A manager is responsible for setting effective and measurable goals for their team. One of the most popular approaches for goal setting is OKRs. OKRs stand for ‘Objectives And Key Results’. OKRs are a popular approach for goal-setting which allows employees to execute individual and organizational goals.
OBJECTIVES are something that you want to achieve, and KEY RESULTS are a measurable way to keep track of how close you are to achieve your objective.
Biased And Infrequent Feedback
When employees don’t receive honest or enough feedback, they have no scope of developing themselves. One of the most underrated problems with performance reviews is biased and infrequent feedback.
Did you know that 89% of HR leaders believe that frequent feedback, employee recognition and check-ins lead to organizational success. If you want to make the most out of employee feedback, it is very important to formalize and regularize the process. There could be many situations when you’re working with a team where giving and receiving feedback becomes vital for the team to function effectively.
Neglecting Employee Engagement And Employee Development
Most performance management systems forget to focus on developing employees and help them excel in their careers. It is important to also focus on improving employee skills.
Employee engagement has a direct impact on things like productivity, customer retention etc. There are many ways to keep employees engaged. Employers normally like to praise and recognize employees or give them rewards. One other way of fostering employing engagement is to help build a learning culture in the organization, one that helps employees grow as individuals and also helps them develop professionally.
No 360 Degree Feedback
Another problem with performance management systems is that they do not utilize peer feedback.

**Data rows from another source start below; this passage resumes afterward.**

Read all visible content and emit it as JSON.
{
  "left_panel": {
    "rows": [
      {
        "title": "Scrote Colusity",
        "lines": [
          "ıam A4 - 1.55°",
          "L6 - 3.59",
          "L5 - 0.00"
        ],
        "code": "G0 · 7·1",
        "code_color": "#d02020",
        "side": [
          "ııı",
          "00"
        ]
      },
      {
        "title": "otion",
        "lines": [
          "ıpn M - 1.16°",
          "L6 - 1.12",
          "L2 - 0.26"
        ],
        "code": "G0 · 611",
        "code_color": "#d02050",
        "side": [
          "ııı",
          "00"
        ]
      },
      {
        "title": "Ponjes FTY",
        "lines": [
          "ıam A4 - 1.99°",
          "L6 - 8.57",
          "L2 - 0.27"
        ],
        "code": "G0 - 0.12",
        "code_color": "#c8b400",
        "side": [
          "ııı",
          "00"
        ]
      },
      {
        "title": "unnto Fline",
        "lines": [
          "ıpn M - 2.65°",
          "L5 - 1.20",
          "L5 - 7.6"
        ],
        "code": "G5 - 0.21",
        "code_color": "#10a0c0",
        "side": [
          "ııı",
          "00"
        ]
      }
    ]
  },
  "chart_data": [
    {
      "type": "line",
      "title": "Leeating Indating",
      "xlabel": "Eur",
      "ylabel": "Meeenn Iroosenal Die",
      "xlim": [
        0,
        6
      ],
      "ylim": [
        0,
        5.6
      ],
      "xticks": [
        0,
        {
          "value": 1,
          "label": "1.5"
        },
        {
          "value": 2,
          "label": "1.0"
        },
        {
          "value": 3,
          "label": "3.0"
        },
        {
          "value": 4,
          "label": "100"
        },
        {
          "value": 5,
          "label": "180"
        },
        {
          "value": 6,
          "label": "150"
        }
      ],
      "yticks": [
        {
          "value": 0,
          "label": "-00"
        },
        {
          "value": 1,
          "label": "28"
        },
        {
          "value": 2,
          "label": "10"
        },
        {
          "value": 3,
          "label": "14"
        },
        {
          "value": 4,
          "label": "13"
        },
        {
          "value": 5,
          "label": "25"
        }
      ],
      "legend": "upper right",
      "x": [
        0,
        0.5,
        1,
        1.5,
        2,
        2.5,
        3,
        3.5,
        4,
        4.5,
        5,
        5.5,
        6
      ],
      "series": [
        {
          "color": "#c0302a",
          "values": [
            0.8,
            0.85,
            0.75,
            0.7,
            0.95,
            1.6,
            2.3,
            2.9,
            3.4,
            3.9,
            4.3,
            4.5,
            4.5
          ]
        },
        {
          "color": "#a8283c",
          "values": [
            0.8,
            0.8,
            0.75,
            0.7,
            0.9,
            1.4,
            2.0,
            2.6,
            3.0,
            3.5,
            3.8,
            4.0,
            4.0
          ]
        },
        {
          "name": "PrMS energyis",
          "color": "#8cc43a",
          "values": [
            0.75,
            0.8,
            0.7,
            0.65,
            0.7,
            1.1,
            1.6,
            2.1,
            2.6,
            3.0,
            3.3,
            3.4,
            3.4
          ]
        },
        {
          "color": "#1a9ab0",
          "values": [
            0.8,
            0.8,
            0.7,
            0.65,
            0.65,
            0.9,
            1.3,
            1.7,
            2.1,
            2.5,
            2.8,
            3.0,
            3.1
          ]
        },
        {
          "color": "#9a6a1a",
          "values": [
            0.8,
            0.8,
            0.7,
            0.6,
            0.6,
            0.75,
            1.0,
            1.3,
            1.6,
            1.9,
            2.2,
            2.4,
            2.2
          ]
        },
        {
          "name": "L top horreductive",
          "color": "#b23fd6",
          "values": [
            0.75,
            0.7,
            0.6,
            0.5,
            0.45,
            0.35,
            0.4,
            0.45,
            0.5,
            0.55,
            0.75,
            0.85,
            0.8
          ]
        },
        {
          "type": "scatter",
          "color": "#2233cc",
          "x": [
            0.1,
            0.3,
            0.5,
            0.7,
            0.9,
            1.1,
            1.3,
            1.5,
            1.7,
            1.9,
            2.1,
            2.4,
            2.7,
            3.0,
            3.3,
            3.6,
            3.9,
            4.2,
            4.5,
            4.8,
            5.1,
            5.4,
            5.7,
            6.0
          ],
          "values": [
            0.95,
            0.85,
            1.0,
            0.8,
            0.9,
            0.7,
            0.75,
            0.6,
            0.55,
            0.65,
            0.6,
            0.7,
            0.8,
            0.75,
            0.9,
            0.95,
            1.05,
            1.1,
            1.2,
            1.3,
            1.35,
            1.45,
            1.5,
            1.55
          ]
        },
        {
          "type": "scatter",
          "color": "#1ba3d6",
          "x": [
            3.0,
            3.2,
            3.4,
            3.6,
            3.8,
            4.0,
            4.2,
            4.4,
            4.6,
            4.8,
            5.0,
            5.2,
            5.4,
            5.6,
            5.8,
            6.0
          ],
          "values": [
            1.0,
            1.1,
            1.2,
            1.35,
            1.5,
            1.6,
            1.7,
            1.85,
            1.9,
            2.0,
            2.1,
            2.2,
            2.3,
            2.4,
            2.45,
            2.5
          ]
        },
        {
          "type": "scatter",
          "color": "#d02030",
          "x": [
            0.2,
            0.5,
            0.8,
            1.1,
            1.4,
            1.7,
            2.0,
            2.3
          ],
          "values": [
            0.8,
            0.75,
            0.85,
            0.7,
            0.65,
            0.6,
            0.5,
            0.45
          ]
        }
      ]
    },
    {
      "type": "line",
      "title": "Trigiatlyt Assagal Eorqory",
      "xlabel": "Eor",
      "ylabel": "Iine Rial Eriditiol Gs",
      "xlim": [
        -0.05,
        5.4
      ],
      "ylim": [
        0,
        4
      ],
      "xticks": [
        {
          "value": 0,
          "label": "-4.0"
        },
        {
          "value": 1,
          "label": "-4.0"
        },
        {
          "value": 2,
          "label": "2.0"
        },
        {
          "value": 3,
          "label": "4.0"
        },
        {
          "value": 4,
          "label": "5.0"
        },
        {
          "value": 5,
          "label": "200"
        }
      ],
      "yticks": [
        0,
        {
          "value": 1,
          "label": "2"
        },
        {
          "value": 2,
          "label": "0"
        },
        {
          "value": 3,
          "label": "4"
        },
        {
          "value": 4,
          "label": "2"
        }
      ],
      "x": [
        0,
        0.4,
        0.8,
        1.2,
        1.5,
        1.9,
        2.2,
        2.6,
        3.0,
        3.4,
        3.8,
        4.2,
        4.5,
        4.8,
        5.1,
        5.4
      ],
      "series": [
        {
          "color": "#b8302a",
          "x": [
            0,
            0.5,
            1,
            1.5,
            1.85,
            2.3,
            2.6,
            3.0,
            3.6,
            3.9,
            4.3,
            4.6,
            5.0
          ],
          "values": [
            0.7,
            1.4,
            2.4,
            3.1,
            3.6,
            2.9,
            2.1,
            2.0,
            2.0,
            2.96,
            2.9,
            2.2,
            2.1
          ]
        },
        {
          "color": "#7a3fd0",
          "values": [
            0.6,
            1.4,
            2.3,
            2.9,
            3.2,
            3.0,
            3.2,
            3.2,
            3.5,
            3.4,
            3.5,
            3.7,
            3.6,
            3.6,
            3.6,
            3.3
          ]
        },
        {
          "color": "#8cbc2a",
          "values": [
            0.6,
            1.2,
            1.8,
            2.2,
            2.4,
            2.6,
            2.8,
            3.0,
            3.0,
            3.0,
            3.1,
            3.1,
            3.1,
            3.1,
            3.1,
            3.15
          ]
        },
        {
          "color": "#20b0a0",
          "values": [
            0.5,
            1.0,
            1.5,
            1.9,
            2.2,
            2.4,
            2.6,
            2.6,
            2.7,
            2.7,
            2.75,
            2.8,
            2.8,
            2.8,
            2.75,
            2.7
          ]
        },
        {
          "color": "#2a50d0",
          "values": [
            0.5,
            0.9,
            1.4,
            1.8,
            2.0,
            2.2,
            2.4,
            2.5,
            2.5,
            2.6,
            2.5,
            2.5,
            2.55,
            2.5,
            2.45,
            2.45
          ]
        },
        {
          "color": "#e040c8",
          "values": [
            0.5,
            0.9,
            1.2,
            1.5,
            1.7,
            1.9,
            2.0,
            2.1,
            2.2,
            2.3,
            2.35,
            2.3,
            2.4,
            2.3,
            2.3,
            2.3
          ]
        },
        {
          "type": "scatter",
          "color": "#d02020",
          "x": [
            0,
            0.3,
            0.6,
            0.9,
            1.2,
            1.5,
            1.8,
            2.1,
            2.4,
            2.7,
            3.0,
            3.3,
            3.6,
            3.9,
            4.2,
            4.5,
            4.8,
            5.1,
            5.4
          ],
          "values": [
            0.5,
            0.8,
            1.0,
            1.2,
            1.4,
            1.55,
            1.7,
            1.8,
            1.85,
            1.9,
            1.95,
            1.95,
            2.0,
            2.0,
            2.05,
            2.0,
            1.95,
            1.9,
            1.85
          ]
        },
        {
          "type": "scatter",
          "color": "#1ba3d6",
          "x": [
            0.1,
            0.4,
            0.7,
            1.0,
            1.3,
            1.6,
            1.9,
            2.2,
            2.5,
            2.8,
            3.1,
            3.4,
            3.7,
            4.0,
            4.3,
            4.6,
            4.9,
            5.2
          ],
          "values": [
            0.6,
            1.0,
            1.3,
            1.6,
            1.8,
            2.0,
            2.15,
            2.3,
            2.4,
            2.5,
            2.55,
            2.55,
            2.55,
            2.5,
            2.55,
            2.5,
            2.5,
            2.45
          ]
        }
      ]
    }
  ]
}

When you receive feedback from your manager, it is based only on their perspective. A manager’s feedback usually depends on whether or not an employee reaches their set goal for a period of time. Peer feedback gives you feedback from various sources on various aspects of your work. Moreover, team members know how their peers work better than the managers do. Their solid feedback helps you realize the areas of your performance that specifically require improvement.
This practice allows team members to understand each others’ strengths and weaknesses better and collectively work towards improving team productivity.